Quite a few imagine that the fountain pen can be schematized as a container with holes in it. A colored liquid would be poured inside the container which, through the small hole, would reach the tip with which the liquid is spread on the paper.


Things are actually a little more complicated, even if there is a container and a hole.



The principle behind the operation of a fountain pen is known as the law of capillarity. The law of capillarity or Jurin's law was already formulated in the early eighteenth century by Mr. Justin Jurin, an Englishman very interested in philosophia naturalis - as physics was then called - but it had been widely anticipated and made possible by the many empirical observations in the field of pressure, especially from the experiments of our Florentine Evangelista Torricelli.


Without going into too many technical details, suitable for those familiar with physics or its applications in fluid engineering (but for which we refer the more curious to: https://study.com/learn/lesson/capillary-action.html )

the law of Jurin or of capillarity establishes that in the presence of certain conditions a liquid can go back up a capillary tube, i.e. a very small tube, even in the presence of a force that would push it in the opposite direction. This is what happens with the fountain pen.


The feeder, that element on which the metal nib rests, is nothing more than a "sponge" capable of making the liquid contained in the tank or in the ink cartridge rise towards the nib. In turn, the nib with its central cut acts as an additional sponge that accompanies the liquid in its final stroke, up to the tip of the nib, which we thus always find moistened with ink and ready to leave a colored trace on the paper.

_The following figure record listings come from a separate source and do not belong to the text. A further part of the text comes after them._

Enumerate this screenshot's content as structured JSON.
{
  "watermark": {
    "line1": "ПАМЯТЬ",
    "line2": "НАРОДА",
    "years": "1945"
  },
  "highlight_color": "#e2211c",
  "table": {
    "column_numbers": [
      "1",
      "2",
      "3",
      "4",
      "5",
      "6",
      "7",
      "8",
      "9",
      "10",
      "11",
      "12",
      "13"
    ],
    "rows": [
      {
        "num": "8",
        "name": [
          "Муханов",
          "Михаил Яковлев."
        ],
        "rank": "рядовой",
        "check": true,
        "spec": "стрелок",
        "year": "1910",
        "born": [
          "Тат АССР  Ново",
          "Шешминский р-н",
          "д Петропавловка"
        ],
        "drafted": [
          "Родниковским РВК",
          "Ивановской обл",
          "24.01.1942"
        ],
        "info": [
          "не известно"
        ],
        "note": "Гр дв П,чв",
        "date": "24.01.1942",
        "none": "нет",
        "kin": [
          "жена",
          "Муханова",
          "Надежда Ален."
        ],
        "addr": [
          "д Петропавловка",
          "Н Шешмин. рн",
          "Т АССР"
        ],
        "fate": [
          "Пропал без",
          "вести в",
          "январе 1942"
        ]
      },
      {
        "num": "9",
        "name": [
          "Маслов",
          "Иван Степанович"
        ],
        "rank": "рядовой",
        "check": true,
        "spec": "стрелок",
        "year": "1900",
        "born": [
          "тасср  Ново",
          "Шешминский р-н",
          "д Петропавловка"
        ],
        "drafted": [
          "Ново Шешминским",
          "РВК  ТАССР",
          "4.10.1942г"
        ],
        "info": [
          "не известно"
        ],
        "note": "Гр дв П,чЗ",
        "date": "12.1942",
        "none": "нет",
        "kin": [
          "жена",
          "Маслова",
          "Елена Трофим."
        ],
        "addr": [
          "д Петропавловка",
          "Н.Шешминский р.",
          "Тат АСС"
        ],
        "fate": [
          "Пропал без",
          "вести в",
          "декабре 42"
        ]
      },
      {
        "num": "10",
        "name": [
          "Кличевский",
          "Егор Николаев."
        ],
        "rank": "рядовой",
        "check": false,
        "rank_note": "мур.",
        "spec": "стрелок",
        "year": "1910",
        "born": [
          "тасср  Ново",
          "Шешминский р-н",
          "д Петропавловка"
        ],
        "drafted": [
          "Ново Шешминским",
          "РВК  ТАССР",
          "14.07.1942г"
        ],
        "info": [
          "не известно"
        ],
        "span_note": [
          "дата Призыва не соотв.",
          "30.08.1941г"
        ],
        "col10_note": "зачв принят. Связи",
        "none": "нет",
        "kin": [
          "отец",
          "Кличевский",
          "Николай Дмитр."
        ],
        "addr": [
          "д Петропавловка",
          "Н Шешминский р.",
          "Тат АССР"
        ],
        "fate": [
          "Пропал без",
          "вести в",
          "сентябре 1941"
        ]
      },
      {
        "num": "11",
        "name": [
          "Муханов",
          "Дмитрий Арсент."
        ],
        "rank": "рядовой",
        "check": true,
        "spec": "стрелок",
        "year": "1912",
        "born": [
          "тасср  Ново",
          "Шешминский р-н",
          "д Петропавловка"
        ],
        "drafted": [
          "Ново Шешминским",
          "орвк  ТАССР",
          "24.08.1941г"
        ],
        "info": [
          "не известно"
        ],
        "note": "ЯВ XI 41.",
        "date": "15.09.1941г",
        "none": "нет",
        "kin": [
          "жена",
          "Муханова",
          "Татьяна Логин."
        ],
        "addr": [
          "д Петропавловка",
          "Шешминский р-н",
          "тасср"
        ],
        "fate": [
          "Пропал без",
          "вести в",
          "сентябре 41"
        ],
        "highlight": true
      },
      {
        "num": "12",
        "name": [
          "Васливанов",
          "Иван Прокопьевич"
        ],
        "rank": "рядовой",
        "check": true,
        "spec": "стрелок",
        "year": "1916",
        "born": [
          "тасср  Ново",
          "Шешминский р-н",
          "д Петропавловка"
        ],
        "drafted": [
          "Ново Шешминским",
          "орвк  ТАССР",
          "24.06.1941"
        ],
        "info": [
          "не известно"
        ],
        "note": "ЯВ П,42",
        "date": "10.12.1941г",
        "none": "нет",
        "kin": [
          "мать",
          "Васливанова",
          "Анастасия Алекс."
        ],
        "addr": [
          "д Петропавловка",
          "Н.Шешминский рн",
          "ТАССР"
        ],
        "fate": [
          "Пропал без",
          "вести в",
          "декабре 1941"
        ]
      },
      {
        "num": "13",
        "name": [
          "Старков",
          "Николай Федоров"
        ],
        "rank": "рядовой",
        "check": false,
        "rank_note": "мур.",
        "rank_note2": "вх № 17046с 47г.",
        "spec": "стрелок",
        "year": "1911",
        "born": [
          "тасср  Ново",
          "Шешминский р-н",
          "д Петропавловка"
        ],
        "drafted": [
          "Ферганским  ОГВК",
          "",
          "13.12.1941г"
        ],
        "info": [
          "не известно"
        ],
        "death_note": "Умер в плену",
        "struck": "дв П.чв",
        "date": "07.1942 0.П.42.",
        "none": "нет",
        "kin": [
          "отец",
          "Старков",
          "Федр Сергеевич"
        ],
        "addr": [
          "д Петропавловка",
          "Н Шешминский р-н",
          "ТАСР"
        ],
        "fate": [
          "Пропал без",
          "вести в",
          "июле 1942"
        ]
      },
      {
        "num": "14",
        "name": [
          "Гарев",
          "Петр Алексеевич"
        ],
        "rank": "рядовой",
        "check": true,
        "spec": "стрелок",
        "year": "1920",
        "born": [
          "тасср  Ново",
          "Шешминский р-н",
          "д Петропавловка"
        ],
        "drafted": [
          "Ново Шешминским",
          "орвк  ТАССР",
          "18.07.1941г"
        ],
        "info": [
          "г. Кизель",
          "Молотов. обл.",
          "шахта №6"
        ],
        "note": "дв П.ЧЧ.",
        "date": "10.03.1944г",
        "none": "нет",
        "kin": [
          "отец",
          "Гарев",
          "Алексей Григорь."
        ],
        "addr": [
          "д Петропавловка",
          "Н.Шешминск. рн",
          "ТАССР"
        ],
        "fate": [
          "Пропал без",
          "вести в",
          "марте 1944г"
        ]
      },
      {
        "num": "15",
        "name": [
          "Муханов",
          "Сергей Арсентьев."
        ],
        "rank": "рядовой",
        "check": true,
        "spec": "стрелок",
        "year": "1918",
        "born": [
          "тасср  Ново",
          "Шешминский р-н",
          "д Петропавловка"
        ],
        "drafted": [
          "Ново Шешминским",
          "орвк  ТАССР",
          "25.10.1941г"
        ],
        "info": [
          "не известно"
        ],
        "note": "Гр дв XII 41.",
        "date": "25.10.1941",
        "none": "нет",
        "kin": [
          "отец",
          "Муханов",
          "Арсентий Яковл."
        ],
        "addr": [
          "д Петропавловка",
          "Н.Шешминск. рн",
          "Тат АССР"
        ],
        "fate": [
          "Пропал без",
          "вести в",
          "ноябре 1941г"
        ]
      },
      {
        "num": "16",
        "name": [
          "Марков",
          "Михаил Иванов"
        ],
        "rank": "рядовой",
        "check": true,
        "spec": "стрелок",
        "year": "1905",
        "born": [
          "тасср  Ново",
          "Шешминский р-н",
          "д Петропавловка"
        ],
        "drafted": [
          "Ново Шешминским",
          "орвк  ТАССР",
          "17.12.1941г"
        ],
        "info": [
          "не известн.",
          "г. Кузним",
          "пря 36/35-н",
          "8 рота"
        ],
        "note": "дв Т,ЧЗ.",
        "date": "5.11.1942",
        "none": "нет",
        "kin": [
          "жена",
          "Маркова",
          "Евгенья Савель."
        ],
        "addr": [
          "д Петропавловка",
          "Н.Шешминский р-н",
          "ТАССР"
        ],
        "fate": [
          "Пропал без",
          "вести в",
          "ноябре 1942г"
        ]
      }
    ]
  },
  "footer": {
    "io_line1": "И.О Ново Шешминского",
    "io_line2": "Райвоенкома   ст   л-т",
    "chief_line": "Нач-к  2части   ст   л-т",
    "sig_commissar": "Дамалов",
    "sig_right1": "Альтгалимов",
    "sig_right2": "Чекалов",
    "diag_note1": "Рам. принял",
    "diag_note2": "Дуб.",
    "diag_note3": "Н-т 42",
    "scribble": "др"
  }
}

Many aspects contribute to the correct functioning of the fountain pen (characteristics of the feed channels, air recovery, materials in which the feeders are made, ink viscosity, width of the nib cut, etc.) but this is the underlying mechanism. Once you understand why it works, it will be relatively simple to solve the small problems or micro-adjustments that can make a fountain pen more performing or more pleasant to use for everyone.